HAM Radio Talk via Echolink
For many weeks I been checking in with a HAM repeater in Claremore, Oklahoma. HAMs all over the country and even some in Europe check-in between 12 Noon and 2:00pm (central time) everyday with Net Control. Some days there are over 60 HAMs check-ins. Lots of fun and interesting comments from HAMs from all over. I use my Echolink program to connect with the Repeater in Claremore. Of course, you have to be a licensed HAM to use Echolink. The Repeater is N5XQK-R (Boredom Breaker Net).
264. 05/19/23 7:35pm KB3OVB Al in Bushkill, PA
265. 05/19/23 9:30pm AE7JE Michael in Sutherlin, Oregon
266. 05/22/23 9:30pm VU3MKK Keethi in India
Some mail from this week’s MAILBAG….
Our Confederate service will be at 9:30 to 11:00 AM on Monday May 29th, Memorial day, in the confederation section at Rosehill cemetery. -Terry Pierce
Remembering the Oklahoma City bombing April 19, 1995 -Cecil Elliott, OKC
By the way, it was the Beatles 2nd tour of the United States that they contracted American Flyers to fly them on their tour in the United States from August 19 to September 20, 1964 to 25 cities.

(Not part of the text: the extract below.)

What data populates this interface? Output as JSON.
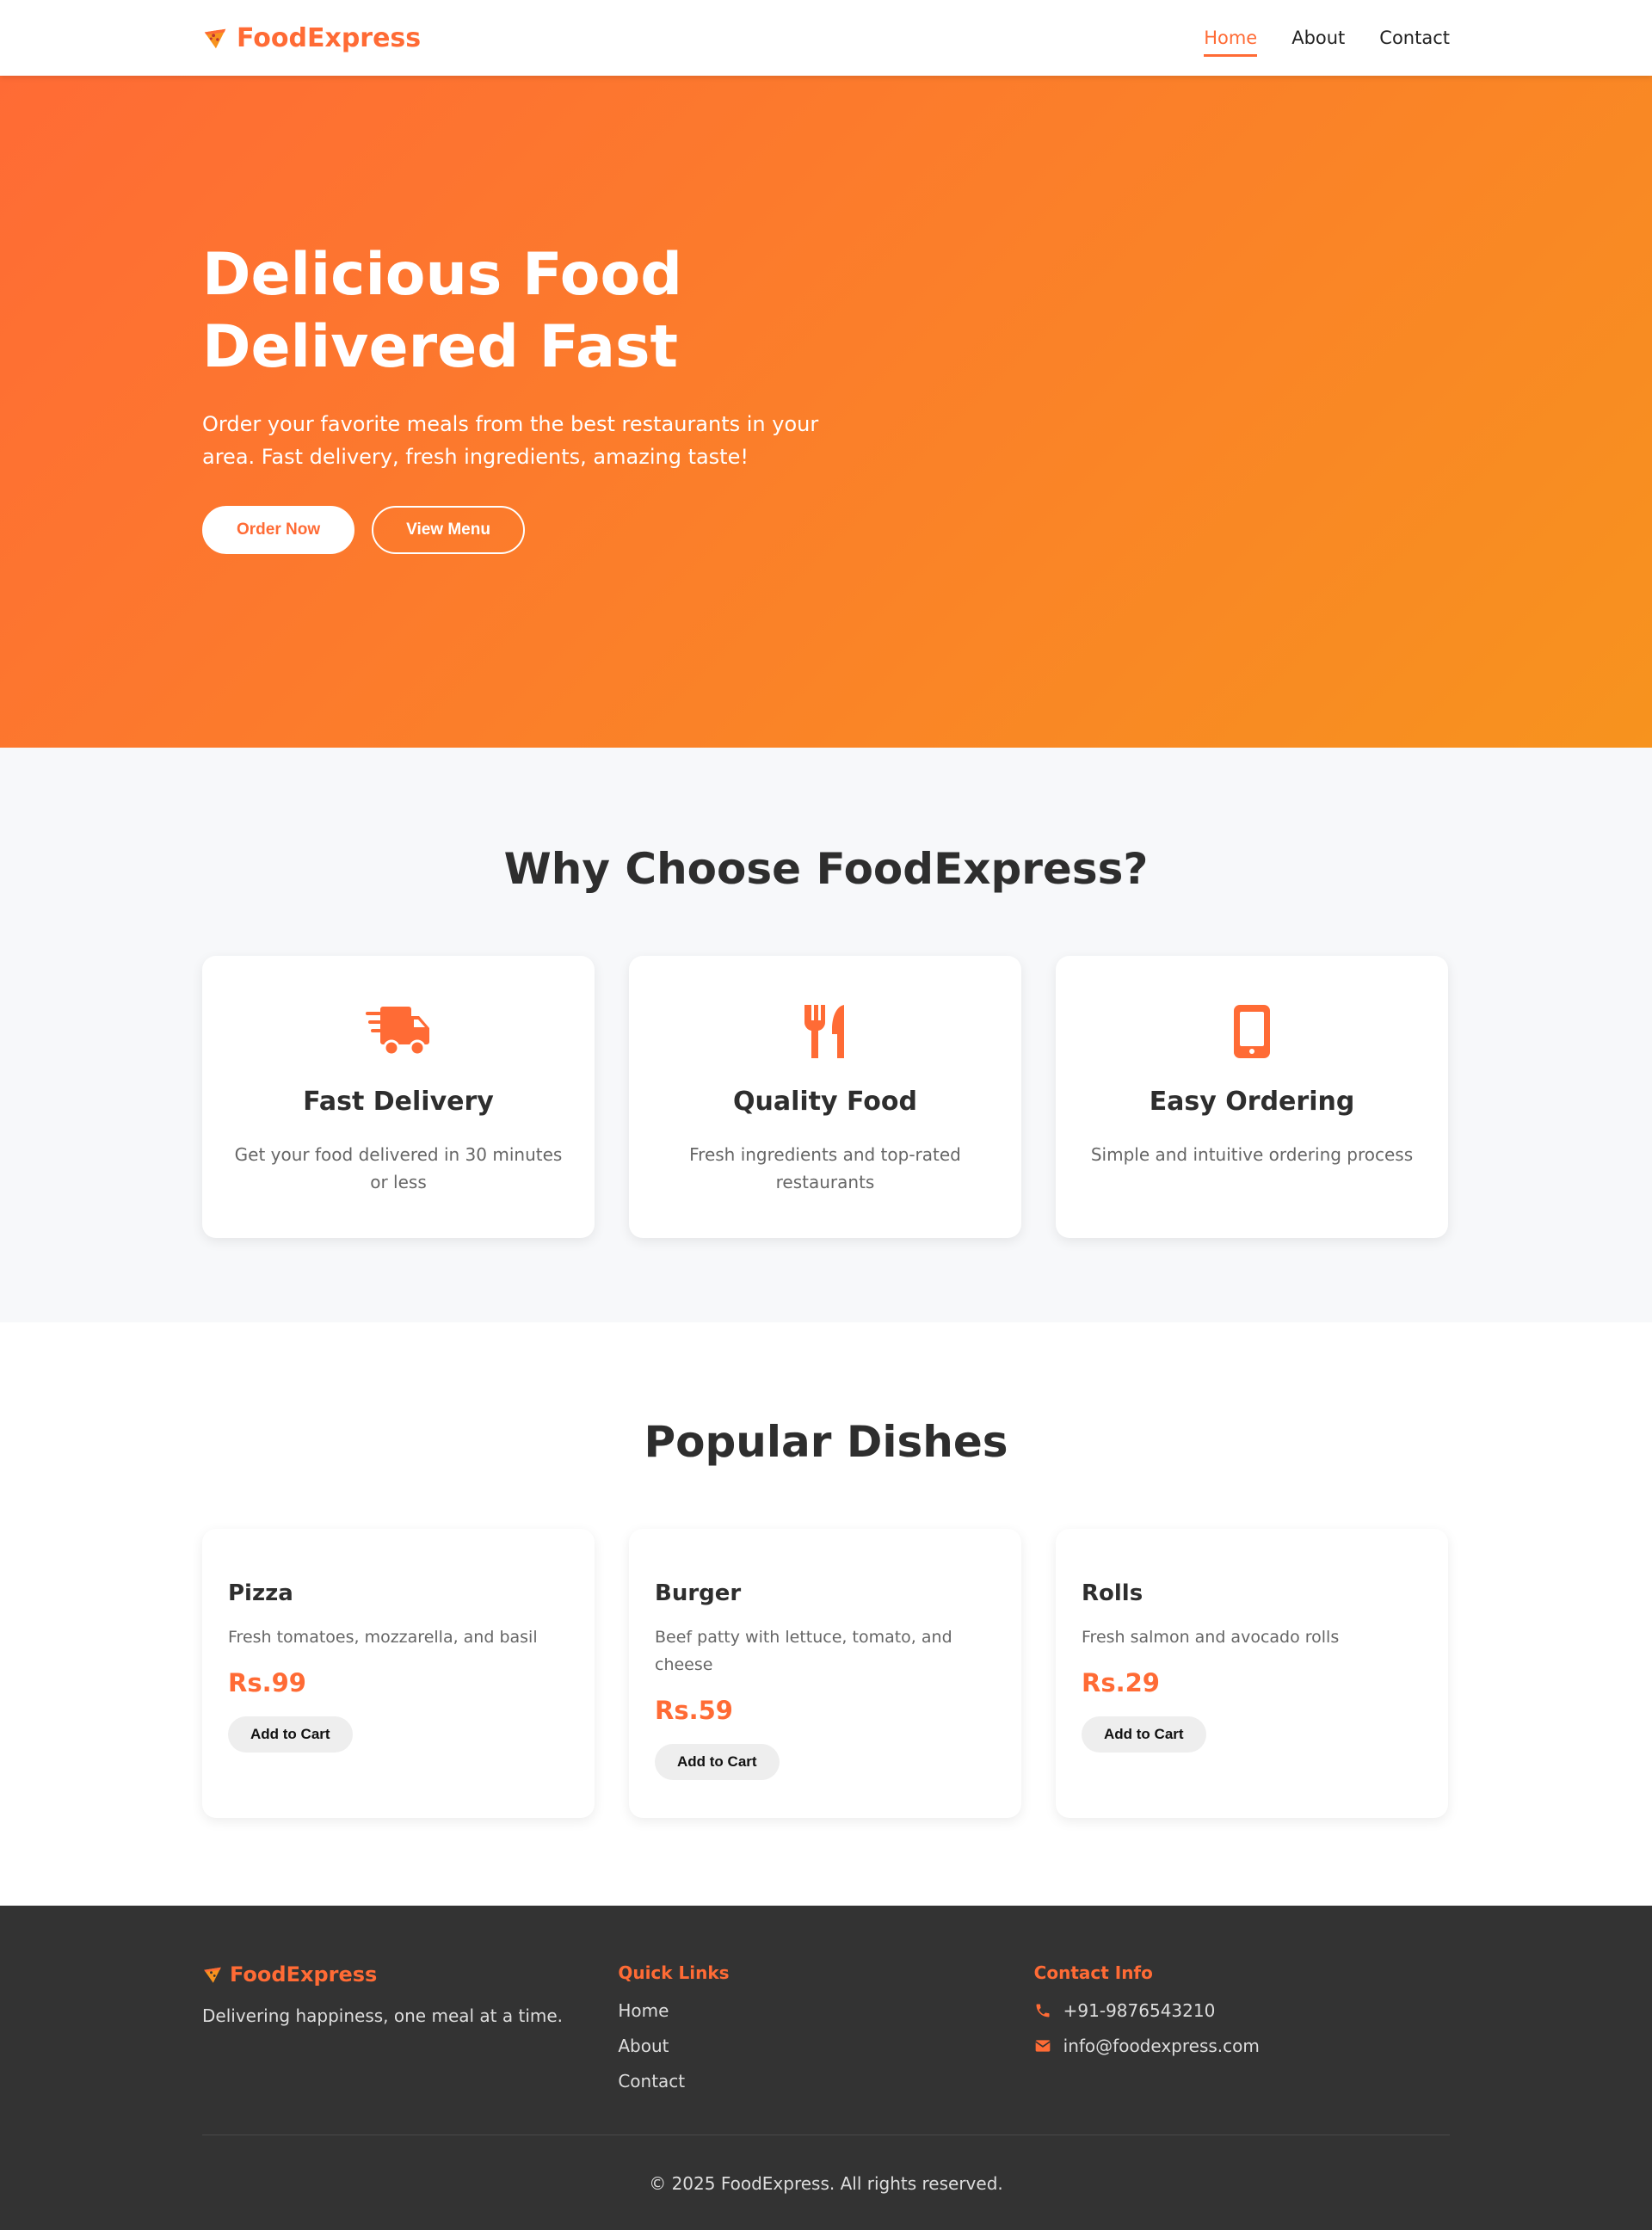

The first US Tour started Feb of 1964 when they played Wash, DC, Phila, PA, Miami, FL, NYC, NY and Milwaukee, WI. The second tour started in Aug 1964 and ran through Sept 1964 and included some 25 concerts from coast to coast in the US. Just for the record and it really doesn’t matter. -Mickey Shakelford
Below is from my Vol 4, Issue 162 May 27, 2000 newsletter:
“Hi Butch. Just to let you know there is a bell in the front yard of a farm house located 1 1/2 miles south of Pinto Corner or 9 miles north of Ringling, on Highway #89, on the west side of the road.”
Hope everyone has an enjoyable and safe Memorial Day while remembering our men and women who served so we can live free.